Peut-on appeler “Dieu” ce qui a inspiré Jésus ?

Texte développant mon intervention à la Consultation internationale en ligne

Pour un humanisme bioécocentrique. Que pouvons-nous apporter, nous, les disciples de Jésus? (5 juin 2022)

Que pouvons-nous, en tant que disciples de Jésus, apporter à un humanisme bioécocentrique ? Non pas un surplus de valeurs, ni un fondement exclusif, mais l’inspiration de Jésus, l’inspiration qui l’a animé et qui émane de sa figure humaine, de ses attitudes et de ses choix de vie, de ses relations et de ses priorités, de ses paroles libres et de ses actions libératrices.

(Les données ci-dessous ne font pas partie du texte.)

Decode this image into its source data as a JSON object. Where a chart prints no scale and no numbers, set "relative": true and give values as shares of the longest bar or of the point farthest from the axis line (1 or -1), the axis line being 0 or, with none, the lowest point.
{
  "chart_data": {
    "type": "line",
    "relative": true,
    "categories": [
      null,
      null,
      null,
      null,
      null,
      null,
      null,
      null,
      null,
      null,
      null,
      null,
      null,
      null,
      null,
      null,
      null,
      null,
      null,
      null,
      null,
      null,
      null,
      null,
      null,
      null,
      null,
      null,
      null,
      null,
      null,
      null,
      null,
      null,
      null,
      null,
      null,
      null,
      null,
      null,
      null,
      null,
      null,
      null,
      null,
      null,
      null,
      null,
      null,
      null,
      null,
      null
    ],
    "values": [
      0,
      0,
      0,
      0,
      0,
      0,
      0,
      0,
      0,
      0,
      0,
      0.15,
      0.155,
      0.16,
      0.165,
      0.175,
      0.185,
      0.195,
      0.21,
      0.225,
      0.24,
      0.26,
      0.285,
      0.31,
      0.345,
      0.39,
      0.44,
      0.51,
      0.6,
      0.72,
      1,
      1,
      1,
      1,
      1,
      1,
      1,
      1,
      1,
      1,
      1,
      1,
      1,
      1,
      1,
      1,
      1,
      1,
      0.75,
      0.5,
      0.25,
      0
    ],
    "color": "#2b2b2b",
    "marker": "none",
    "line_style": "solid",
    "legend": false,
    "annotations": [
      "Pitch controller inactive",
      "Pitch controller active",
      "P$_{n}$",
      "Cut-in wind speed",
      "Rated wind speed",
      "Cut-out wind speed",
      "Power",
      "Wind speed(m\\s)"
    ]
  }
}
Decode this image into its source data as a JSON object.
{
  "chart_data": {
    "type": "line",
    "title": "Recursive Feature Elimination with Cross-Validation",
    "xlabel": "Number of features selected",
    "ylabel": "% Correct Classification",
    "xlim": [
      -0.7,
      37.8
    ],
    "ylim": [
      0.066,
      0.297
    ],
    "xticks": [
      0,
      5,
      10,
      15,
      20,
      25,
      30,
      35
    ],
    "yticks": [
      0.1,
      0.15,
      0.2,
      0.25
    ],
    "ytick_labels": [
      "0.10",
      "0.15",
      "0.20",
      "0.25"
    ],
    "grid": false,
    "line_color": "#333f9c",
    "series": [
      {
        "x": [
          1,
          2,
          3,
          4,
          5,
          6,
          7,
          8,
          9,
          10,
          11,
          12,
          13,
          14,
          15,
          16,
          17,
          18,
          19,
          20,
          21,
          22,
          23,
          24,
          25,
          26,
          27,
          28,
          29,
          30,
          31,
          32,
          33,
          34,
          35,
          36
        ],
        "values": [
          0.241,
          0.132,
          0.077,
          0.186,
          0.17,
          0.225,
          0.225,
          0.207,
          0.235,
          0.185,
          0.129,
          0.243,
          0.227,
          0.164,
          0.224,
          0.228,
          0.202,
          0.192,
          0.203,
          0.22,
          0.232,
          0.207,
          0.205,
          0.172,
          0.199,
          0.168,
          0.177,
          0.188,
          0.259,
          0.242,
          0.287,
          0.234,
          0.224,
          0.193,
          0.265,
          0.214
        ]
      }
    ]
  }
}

1. Comme toute inspiration, comme l’air que nous inspirons et expirons, l’inspiration de Jésus est à la fois universelle et particulière. Elle est universelle, parce qu’elle transcende toutes les formes physiques, psychiques et culturelles ; mais elle est aussi inévitablement particulière, partielle, et s’exprime dans une forme, dans une vie, dans une histoire humaine concrète, dont la mémoire a été transmise de manière libre, créative, plurielle, non subordonnée à la “vérité historiographique”, dans un langage symbolique riche, complexe et cohérent : messianisme, libération universelle, guérison, fraternité-sororité, filiation divine, communion ouverte, pain et vin, béatitudes, justice et paix universelles, grâce, pardon, nouveaux cieux et nouvelle terre, incarnation, résurrection, christification, etc…..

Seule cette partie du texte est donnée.